Housing 1 (also shown separately in FIGS. 3A-3C) is generally circular in cross-section, and possesses a generally cylindrical internal shape aligned along a longitudinal axis X. Two vertical locking grooves 10, sized and shaped to couple with disc 2, extend longitudinally along an interior housing wall 11, terminating at a distance from a top housing lip 12. Support channels 13 installed through an exterior housing wall 14 are sized and shaped to accept moveable jaws 3. Locking slots 15 are installed in the interior housing wall 11 which, along with a bottom housing lip 16, are sized and shaped to couple with retaining plug 7. Two longitudinal apertures 17 installed in exterior housing wall 14 are adapted to accept an indexing collar 5 which, when assembled with a wave spring 6 and retaining plug 7, is biased toward the top housing lip 12 of housing 1.

Disc 2 (also shown separately in FIGS. 4A-4C) is generally circular in cross-section with a series of six oblique horizontal drive channels 20, open to the perimeter and angled at approximately a 60 degree differential from the adjacent drive channels. Locking tabs 21 extend out radially from the perimeter of disc 2, to allow for coupling with the locking grooves 10 of housing 1. Three locking slots 22 installed through a bottom lip 23 are sized and shaped to accept a drive core 4.

Each jaw 3 (one of which is shown separately in FIGS. 5A-5E) has a flat inward face 30, a flat beveled face 31, two flat side faces 32, a convex outward face 33, a flat flare face 34, and a flat bottom face 35. For the purpose of this description, “inward” means facing toward axis X, and “outward” means facing away from axis X as shown in FIG. 1. Extending downward from flat bottom face 35 is a stem 36, connected to a generally cylindrical horizontal drive rod 37. Drive rod 37 has a flat bottom face 38, within which tapered grooves 39 extend upward toward stem 36.

Stem 36 and drive rod 37 are sized and shaped to fit snugly within the drive channels 20 of disc 2, and to restrict rotation of jaw 3 within drive channel 20 relative to axis X. Bottom faces 35 and 38 are sized and shaped to restrict vertical motion or tilting of jaw 3 within drive channel 20 relative to axis X. The aforementioned motion restrictions allow jaw 3 to move laterally through drive channel 20 while not excessively tilting or rotating relative to axis X.

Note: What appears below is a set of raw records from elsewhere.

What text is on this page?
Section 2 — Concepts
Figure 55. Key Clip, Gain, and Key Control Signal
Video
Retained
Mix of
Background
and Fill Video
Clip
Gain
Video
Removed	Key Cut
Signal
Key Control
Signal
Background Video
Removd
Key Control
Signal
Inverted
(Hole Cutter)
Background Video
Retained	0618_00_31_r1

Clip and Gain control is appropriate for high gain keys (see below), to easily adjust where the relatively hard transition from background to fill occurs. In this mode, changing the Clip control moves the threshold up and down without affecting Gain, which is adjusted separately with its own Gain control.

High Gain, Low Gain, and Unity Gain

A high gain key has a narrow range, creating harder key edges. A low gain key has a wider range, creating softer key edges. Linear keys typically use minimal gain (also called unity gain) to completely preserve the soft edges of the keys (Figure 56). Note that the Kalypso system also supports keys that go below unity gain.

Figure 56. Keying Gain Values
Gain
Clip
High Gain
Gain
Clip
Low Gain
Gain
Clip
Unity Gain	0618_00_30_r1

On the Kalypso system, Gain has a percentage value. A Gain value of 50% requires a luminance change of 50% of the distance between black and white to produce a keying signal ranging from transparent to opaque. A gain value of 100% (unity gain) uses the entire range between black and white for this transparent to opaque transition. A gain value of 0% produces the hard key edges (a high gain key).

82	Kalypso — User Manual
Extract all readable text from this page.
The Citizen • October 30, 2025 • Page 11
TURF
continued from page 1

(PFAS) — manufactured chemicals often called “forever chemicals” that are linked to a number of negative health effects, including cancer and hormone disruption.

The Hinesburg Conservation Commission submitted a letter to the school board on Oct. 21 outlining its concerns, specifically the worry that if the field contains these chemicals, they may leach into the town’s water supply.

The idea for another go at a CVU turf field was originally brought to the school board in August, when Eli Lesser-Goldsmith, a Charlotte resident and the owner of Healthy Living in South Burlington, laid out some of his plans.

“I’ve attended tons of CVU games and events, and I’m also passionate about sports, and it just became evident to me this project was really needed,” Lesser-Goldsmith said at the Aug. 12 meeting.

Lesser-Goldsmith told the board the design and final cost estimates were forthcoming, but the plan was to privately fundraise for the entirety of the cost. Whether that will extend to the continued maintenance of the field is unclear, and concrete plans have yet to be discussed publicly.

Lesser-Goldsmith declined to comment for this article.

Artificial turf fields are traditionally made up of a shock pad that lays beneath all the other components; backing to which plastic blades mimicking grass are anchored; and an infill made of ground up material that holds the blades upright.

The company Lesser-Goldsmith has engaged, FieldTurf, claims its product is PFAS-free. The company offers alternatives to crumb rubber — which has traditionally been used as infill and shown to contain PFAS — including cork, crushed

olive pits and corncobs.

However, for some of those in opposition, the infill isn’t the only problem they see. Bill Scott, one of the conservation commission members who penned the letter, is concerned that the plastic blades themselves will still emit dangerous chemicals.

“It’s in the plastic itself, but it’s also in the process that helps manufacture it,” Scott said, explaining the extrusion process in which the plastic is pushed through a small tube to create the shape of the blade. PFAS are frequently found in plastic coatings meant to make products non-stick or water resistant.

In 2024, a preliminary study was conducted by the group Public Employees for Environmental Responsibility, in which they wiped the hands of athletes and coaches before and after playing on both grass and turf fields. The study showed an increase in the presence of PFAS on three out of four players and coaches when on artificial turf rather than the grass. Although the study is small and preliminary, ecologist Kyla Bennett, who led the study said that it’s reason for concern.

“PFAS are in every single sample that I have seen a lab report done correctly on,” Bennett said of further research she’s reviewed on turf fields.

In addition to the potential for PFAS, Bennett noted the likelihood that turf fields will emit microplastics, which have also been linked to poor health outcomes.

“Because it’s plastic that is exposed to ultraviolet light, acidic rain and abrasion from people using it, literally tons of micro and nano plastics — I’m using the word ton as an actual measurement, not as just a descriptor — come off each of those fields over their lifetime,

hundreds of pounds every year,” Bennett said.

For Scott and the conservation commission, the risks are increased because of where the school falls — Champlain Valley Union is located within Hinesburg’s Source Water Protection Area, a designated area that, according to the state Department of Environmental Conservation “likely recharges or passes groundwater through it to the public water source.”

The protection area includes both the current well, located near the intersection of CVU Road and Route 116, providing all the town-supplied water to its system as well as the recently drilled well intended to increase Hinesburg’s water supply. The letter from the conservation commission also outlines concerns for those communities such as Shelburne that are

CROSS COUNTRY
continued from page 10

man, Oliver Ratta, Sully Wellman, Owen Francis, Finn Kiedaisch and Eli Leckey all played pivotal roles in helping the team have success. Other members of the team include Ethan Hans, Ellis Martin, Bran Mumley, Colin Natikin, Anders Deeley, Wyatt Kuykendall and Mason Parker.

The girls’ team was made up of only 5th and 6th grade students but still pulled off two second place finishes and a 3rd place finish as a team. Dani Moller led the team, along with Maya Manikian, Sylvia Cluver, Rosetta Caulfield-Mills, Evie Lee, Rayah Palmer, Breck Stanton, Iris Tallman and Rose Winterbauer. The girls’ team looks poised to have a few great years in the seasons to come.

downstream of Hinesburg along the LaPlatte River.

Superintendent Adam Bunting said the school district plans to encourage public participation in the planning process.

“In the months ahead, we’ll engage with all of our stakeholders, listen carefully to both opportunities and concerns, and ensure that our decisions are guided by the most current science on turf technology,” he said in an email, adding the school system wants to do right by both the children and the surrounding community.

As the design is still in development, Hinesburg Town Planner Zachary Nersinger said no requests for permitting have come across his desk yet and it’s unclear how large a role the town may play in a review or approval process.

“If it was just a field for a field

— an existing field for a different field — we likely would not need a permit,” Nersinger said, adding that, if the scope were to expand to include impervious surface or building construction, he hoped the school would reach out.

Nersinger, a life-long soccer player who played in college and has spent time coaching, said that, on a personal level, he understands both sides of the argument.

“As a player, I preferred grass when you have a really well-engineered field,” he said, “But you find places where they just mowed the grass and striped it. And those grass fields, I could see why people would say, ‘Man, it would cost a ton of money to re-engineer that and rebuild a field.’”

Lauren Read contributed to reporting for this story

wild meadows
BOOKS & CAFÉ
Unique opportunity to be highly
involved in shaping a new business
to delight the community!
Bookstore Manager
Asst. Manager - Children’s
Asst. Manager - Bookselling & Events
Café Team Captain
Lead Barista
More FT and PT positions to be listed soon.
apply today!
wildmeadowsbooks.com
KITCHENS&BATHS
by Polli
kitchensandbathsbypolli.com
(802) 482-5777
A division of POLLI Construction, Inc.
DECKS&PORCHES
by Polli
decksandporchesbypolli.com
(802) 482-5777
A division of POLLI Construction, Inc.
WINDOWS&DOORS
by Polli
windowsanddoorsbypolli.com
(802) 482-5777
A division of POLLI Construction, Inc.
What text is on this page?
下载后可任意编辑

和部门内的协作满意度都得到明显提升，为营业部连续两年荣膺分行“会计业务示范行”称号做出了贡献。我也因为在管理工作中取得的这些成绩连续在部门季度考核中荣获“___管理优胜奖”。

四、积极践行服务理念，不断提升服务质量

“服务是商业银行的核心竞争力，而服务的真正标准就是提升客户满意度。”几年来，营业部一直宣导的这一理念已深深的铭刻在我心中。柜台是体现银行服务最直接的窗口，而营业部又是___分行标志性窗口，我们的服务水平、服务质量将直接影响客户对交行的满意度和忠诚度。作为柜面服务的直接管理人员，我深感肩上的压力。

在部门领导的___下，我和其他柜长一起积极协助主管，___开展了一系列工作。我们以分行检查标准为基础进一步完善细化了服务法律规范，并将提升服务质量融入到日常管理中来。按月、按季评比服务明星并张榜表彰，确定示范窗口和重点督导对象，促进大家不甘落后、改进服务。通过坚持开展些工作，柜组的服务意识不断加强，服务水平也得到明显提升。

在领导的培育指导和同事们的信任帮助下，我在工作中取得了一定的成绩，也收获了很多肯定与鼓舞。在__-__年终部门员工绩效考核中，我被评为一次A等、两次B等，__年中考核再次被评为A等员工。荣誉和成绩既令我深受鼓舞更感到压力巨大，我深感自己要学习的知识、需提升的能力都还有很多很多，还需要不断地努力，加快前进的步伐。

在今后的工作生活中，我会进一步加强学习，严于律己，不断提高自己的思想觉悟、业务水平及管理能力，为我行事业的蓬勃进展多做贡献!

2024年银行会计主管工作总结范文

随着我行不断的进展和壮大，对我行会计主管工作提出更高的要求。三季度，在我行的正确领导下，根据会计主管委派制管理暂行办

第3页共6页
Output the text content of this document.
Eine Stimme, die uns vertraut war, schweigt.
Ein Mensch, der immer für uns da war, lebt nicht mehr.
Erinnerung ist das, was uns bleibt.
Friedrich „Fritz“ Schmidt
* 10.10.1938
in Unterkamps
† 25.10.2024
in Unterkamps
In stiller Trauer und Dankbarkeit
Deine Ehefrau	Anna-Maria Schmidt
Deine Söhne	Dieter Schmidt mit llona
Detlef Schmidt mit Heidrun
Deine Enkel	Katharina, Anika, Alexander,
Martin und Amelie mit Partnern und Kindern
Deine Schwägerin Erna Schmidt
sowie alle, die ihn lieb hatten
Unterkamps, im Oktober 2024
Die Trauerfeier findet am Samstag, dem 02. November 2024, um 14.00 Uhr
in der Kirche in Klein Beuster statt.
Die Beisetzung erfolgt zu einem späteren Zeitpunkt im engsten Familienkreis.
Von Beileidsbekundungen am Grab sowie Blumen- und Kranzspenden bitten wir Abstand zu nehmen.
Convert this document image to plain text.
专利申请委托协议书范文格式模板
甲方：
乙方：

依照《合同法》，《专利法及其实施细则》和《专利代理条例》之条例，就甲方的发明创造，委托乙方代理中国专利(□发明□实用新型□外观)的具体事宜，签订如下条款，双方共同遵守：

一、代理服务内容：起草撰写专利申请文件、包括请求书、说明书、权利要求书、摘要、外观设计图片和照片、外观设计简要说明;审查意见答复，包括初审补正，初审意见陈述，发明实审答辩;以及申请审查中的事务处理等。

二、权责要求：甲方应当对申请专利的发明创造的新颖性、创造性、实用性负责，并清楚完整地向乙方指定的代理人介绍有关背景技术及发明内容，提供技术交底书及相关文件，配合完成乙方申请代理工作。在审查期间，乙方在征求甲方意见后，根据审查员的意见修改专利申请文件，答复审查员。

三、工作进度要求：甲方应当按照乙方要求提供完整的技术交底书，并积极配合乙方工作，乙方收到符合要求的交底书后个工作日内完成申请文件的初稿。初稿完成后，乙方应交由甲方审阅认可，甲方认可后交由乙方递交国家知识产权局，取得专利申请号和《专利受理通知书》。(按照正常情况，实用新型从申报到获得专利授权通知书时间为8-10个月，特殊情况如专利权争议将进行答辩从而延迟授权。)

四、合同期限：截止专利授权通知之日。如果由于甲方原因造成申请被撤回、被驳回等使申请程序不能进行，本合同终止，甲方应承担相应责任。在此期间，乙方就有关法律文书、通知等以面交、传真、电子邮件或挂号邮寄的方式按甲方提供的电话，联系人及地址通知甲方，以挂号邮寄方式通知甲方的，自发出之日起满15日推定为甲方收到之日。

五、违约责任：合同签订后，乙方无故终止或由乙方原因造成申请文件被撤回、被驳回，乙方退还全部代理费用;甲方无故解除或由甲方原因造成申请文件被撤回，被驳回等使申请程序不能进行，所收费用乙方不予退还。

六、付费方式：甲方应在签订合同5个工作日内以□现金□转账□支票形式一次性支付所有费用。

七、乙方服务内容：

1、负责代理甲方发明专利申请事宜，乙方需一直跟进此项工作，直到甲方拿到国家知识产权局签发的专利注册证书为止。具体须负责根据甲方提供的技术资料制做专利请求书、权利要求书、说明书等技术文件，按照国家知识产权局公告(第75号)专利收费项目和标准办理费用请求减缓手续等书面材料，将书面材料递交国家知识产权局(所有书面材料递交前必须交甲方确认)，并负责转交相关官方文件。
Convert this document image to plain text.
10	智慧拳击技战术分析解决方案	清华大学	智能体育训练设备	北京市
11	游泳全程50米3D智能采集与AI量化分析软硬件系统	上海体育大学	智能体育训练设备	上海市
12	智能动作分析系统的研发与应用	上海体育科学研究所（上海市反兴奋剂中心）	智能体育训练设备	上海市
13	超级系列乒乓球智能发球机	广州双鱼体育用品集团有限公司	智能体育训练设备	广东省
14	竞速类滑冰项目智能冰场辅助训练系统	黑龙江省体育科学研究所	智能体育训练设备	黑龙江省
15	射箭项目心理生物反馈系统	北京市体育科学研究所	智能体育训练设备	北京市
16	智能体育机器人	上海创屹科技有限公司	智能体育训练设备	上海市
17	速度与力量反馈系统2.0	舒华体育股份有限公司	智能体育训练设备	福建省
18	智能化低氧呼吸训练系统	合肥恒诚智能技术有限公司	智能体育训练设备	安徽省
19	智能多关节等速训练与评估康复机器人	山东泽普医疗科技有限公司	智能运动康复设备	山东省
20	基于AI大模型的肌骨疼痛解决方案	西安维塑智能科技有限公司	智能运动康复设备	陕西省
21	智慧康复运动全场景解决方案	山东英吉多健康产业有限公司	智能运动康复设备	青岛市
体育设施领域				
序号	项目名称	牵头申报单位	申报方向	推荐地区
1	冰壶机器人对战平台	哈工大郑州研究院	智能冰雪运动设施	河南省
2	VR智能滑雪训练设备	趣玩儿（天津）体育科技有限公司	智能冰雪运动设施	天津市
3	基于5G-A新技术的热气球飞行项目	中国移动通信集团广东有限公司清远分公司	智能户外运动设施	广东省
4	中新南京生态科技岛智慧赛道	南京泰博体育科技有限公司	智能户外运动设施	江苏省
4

Drive core 4 (also shown separately in FIGS. 6A-6D) is generally circular in cross-section with a top drive surface 40 at a right angle to axis X, comprising six spiraling drive fins 41 each sized and shaped to be accepted by a tapered groove 39 of jaw 3. Extending downward from surface 40 is a series of teeth 42 sized and shaped to be coupled with indexing collar 5. Extending downward from teeth 42 is a generally cylindrical drive shaft 43 extending down to a lower drive core lip 44, within the bottom of which is drive aperture 45, sized and shaped to accept a ratcheting socket-driving tool 81 with ½ inch drive element 82 (shown in FIGS. 11A-11E). A sizing notch 46 is etched into lower drive core lip 44. Three locking tabs 47 extend outward from an outer wall 48, and are sized and shaped to be accepted by the locking slots 22 of disc 2.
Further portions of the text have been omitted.